Just two months after Google’s “smart software” AlphaGo became the first computer program to beat a world champion in the game of Go, the company announced Magenta, a new project that asks, “Can we use machine learning to create compelling art and music?”
“The goal of Magenta is to build machine intelligence-powered tools to support human creativity,” said Doug Eck, Senior Staff Research Scientist for Project Magenta. “We’ve done so much in related areas like speech recognition and translation. Now we want to see what’s possible in the space of creativity.”
The project uses TensorFlow, an open-source machine learning system created by Google Brain, to develop algorithms that can learn how to create art and music. After Google’s Magenta team builds the open-source infrastructure for the project around TensorFlow, they’ll share the tools they’ve created with the public to use for music making. Eck would like to see a vibrant community emerge around Magenta.
“We want to bring in more people than just the narrow band of folks who tend to write complicated machine-learning algorithms,” Eck continued. “We want to be the glue between art and science.”
Teams from universities and high schools across the globe competed in the inaugural RobotArt competition, building 16 robots capable of independently creating paintings on canvas.
“My goal for the first year was just to show that there was interest in the competition, so my expectations were low,” said Andrew Conru, Founder of RobotArt. “I was really surprised, however, by the diversity of the submissions as well as the quality of many.”
Team TAIDA from National Taiwan University took home the grand prize of $30,000 with their Robot Artist, which was, according to their contest submission, “Inspired by human artists’ painting behavior.”
The robot combines the artistic technique of underpainting with non-photorealistic rendering (NPR) technology and a seven-degrees of freedom (DoF) robot arm to mimic a given image. An external camera attached at its three-finger gripper, and it receives visual feedback.

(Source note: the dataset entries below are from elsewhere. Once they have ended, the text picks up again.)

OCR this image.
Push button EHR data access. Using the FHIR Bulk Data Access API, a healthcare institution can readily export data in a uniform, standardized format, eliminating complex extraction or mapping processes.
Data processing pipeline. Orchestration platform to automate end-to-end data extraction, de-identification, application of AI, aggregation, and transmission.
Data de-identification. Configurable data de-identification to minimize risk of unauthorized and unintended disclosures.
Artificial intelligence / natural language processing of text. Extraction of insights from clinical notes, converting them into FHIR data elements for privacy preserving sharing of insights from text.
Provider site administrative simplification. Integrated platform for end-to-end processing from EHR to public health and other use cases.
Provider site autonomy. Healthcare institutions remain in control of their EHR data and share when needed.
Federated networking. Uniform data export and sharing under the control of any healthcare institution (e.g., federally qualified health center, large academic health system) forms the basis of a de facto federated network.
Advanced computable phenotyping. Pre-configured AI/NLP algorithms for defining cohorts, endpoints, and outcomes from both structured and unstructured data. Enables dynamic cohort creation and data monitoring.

This allows the robot to view and analyze the painting throughout the process, just like a human painter would.
“In order to make the robot paint more aesthetically, we consulted a Taiwanese professional artist, Chin-Yi Zhong, for some unbiased advice of the aesthetics and painting methodology,” shared Team TAIDA.

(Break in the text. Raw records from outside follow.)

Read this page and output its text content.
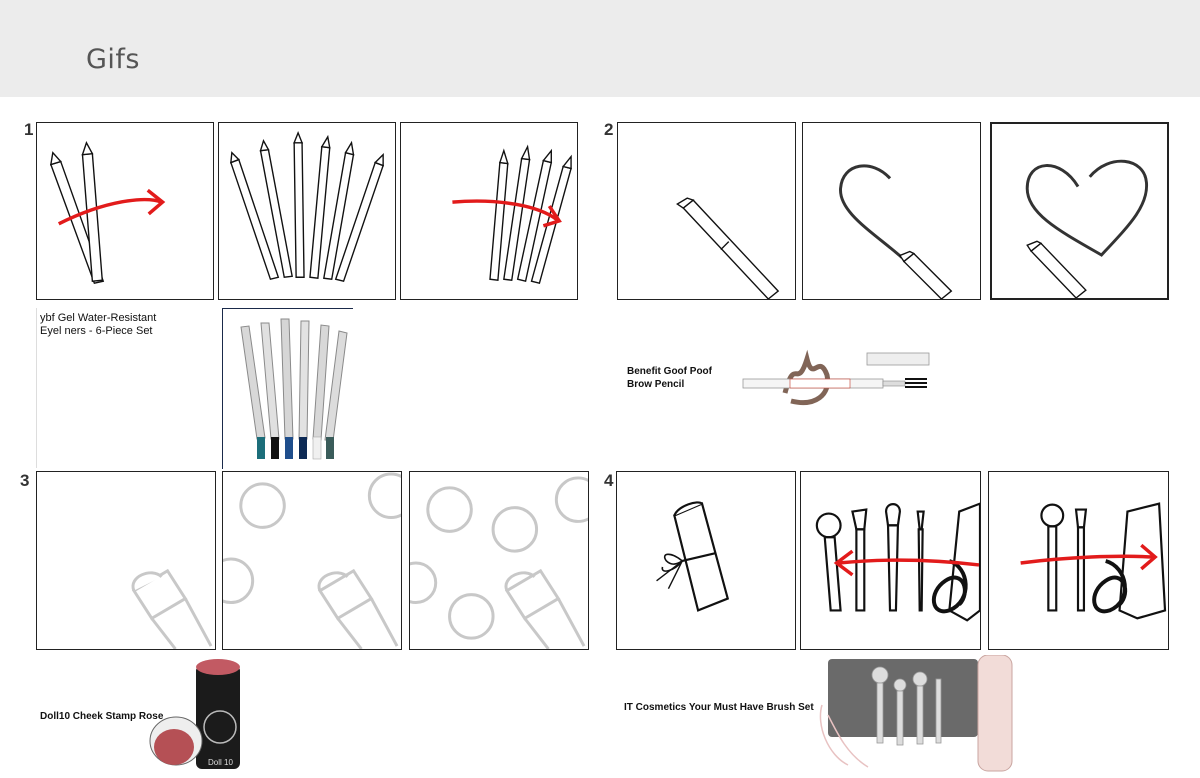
Gifs
1	2
3	4
ybf Gel Water-Resistant
Eyel ners - 6-Piece Set
Benefit Goof Poof
Brow Pencil
Doll10 Cheek Stamp Rose
Doll 10
IT Cosmetics Your Must Have Brush Set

Amateur artists don’t need to be able to build a robot to get creative with AI; they can just download Pikazo.
The app, which is described as “a collaboration between human, machine and our concept of art,” takes any image and re-imagines it in a chosen style. For example, a user could combine a selfie with one of the app’s Picasso styles.

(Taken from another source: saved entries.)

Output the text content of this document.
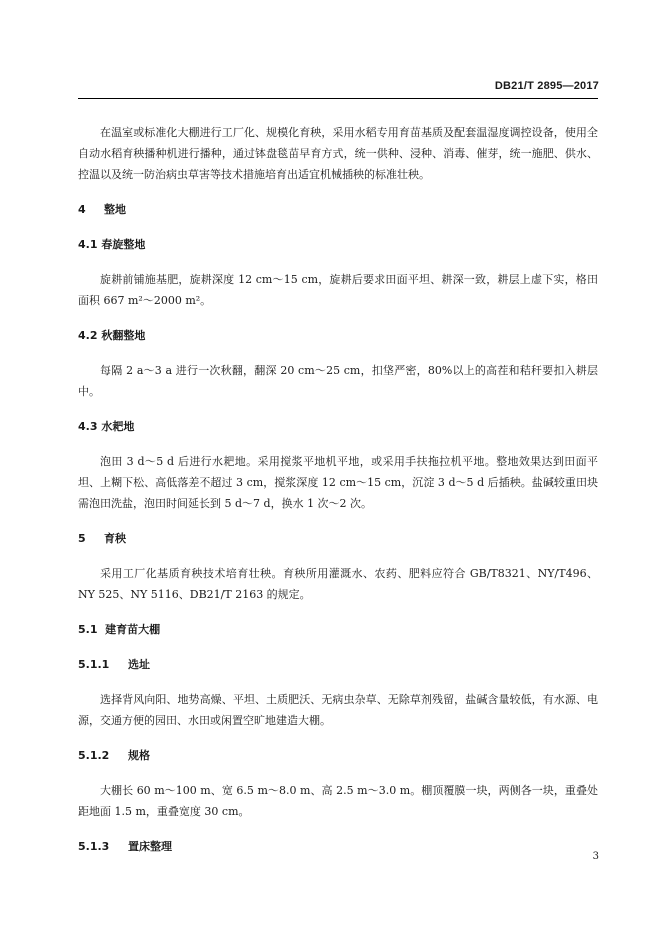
DB21/T 2895—2017

在温室或标准化大棚进行工厂化、规模化育秧，采用水稻专用育苗基质及配套温湿度调控设备，使用全自动水稻育秧播种机进行播种，通过钵盘毯苗早育方式，统一供种、浸种、消毒、催芽，统一施肥、供水、控温以及统一防治病虫草害等技术措施培育出适宜机械插秧的标准壮秧。

4 整地
4.1 春旋整地

旋耕前铺施基肥，旋耕深度 12 cm～15 cm，旋耕后要求田面平坦、耕深一致，耕层上虚下实，格田面积 667 m²～2000 m²。

4.2 秋翻整地

每隔 2 a～3 a 进行一次秋翻，翻深 20 cm～25 cm，扣垡严密，80%以上的高茬和秸秆要扣入耕层中。

4.3 水耙地

泡田 3 d～5 d 后进行水耙地。采用搅浆平地机平地，或采用手扶拖拉机平地。整地效果达到田面平坦、上糊下松、高低落差不超过 3 cm，搅浆深度 12 cm～15 cm，沉淀 3 d～5 d 后插秧。盐碱较重田块需泡田洗盐，泡田时间延长到 5 d～7 d，换水 1 次～2 次。

5 育秧

采用工厂化基质育秧技术培育壮秧。育秧所用灌溉水、农药、肥料应符合 GB/T8321、NY/T496、NY 525、NY 5116、DB21/T 2163 的规定。

5.1 建育苗大棚
5.1.1 选址

选择背风向阳、地势高燥、平坦、土质肥沃、无病虫杂草、无除草剂残留，盐碱含量较低，有水源、电源，交通方便的园田、水田或闲置空旷地建造大棚。

5.1.2 规格

大棚长 60 m～100 m、宽 6.5 m～8.0 m、高 2.5 m～3.0 m。棚顶覆膜一块，两侧各一块，重叠处距地面 1.5 m，重叠宽度 30 cm。

5.1.3 置床整理
3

Pikazo is far from just a filter app, though. It actually analyzes an image for general content (facial features, background objects) before taking in the smaller stylistic details.
“It’s a non-traditional application of neural networks where the network is used to ‘hallucinate’ a desirable image,” said Stiefvater, explaining that “desirable” is a quality that’s determined by the network based on the content it analyzes.
The app then uses this information to decide how to apply a style, paying attention to the relationships between the various elements.
Pikazo CEO Noah Rosenberg said in an interview with The Creators Project that this phenomenon is called “training the network.”
“I think of it like the pins in a Plinko machine,” he said. “The subject image pixels go through this maze and bounce around and hopefully fall into buckets that match the style image details.”
While these AI-focused projects can be helpful tools for artists to use to explore their creativity, it begs the question: Will the next “Mona Lisa” be created independently by an artist or powered by ones and zeros?
“I believe that our future artistic masterpieces will be created by using advanced – possibly artificially intelligent – software tools,” said Steifvater, noting that creatives have long used tools to further their work.
“But I don’t think that’s much different than painters today using paints manufactured at a factory instead of mixing their own recipes as they did in the Renaissance.”